Born in Munich, Lahm has Bayern running through his veins. His contract runs until 2018, at which time he will be 34, and his future beyond that is not clear. He is not the only person Rummenigge has considered as possible replacements though.
"We have a few candidates with us: Philipp, Manuel, Thomas, Bastian," he continued. "They are not just great footballers, but sage men. I would have confidence in them."
3. Bayern's transfer timeline
As BILD attests, Bayern already have most of their key players locked up until 2017 and beyond, barring notable exceptions – Xabi Alonso, Claudio Pizarro, Bastian Schweinsteiger, and Mitchell Weiser. Contrary to popular belief, Bayern have a timeline to address their personnel, and Rummenigge revealed what it is.
"We have a timeline and will deal with transfers in April at the earliest," he said. "Before we have attempted to execute transfers as early as possible. In the meantime, we are waiting a bit longer."
BILD believes there have already been conversations between Schweinsteiger's agent and the club. Rummenigge knows Bayern has a clear direction, and that is important.
"It is crucial to have a philosophy," he said. "We have one."
4. England clubs will eventually figure out how to spend their money
The new domestic television deal in the United Kingdom was all over the news, but so is the fact no English clubs remain in European competition, as opposed to the two German clubs – Bayern and Wolfsburg – who are in the quarterfinals of the Champions League and the Europa League.
"...and that is while these clubs already have more money available than Bundesliga clubs," said Rummenigge. "That is a flop, which British have rarely experienced. I certainly fear that the English will invest their money better and will become better as a whole."

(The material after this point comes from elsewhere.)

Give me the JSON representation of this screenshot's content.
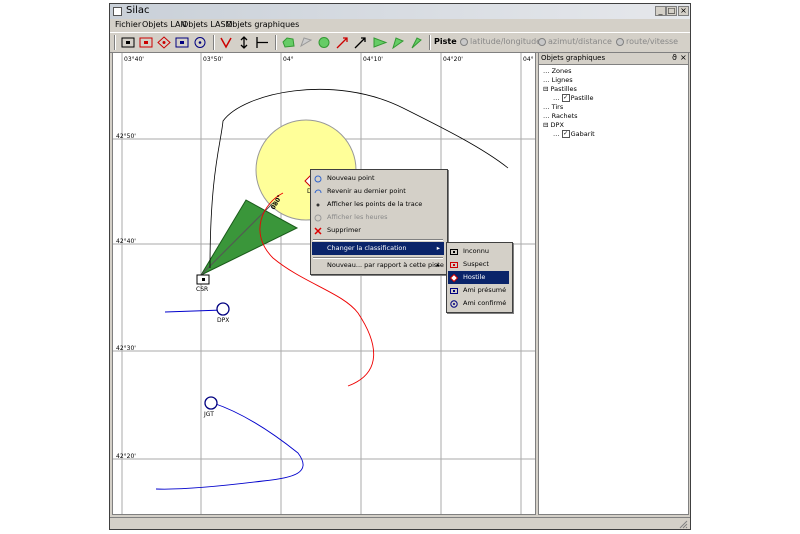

Bayern have only thrice spent more than €30 million on a player, and their transfer record is the €40 million move to bring Javi Martínez to Germany. Six clubs in England spent at least €30 million on a player last summer (three spending more than €40 million), and only one club, Chelsea, did not have a net spend in the transfer market.

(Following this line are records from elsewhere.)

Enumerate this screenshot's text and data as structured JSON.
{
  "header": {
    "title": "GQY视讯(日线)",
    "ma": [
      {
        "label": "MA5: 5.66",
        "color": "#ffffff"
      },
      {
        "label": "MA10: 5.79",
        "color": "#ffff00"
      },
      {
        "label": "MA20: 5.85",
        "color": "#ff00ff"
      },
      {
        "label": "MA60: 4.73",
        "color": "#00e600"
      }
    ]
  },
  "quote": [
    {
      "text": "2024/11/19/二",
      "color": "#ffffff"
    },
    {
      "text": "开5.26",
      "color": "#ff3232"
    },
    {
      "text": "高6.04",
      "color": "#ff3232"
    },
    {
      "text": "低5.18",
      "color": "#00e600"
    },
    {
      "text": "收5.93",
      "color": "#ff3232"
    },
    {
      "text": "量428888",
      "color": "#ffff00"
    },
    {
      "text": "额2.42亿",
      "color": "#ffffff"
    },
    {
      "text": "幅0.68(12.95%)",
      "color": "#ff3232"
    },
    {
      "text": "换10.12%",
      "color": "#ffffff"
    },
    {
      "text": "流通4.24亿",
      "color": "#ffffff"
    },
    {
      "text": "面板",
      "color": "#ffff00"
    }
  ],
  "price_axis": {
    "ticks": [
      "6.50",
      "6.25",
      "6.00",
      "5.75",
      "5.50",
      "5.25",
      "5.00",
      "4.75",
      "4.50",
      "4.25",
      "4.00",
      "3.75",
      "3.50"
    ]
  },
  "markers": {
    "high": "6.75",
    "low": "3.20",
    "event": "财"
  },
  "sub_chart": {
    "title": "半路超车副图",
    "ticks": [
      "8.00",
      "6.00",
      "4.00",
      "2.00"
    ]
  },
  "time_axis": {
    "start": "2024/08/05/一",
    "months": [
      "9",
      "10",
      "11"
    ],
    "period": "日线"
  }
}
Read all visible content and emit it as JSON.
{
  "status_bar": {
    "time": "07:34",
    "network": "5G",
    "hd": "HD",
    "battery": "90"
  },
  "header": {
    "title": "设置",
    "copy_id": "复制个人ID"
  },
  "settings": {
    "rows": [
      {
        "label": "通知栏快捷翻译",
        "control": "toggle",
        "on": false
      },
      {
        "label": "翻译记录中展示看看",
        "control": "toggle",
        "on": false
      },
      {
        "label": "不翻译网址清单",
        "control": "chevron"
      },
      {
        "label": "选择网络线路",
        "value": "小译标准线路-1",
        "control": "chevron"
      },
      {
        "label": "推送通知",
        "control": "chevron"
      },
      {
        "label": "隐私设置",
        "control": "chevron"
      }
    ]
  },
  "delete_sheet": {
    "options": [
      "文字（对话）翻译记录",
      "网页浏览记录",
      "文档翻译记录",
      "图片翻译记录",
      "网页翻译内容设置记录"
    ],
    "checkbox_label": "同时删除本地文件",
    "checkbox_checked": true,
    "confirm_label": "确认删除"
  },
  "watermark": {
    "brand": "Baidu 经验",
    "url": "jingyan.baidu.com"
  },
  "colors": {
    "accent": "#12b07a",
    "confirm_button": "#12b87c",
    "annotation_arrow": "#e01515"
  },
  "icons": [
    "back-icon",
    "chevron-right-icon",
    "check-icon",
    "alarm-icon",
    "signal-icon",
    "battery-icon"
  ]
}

"The transfer amounts and the salaries in the top flight will continue to clime. For that I am certain."
5. Julian Green can play at Bayern
Three players – four including the fully departed Xherdan Shaqiri – are currently on loan from Bayern right now, and the American journalists only care about one: Julian Green. His loan at Hamburger SV is a tenuous situation to say the least, but Rummenigge still has confident in his development.
"It's looking likely that he'll come back at the end of the season, and we'll have to sit together to find the best solution for him," Rummenigge told Goal.com's Mike Selane. "I don't believe that at first he'll be here at Bayern. He will probably need one more year at a club wherever – in Germany or England, I don't know – to show his quality, and I believe he has that quality."

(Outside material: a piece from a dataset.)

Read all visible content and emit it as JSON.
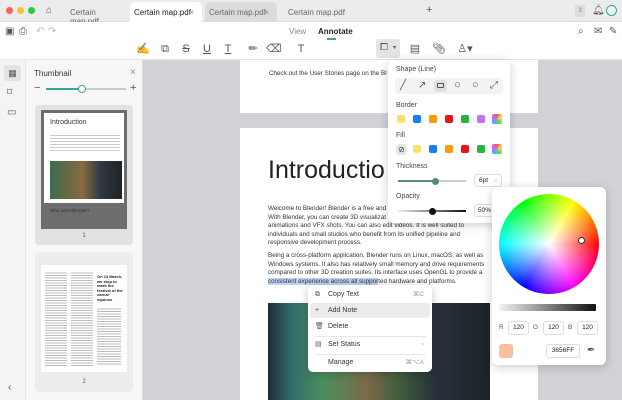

Hamburg just let go of their second manager over the weekend, making this the second year the Dinosauren have employed three different managers in one season. Reports of dissent between Green and Hamburg bubbled to the surface once talk of the 19-year-old playing with the reserves came about, and the youngster has featured in just five matches for Hamburg over the course of the season.
"Hamburg is in a very difficult position," he continued. "They fired their coach yesterday and that is one more sign that things at Hamburg are not going well. Maybe he is suffering because of the situation at the club and maybe he's not playing because it looks like he didn't have a good relationship with the old coach. Maybe that will change now in a better way because he's a nice guy, he's skillful and he's a good dribbler."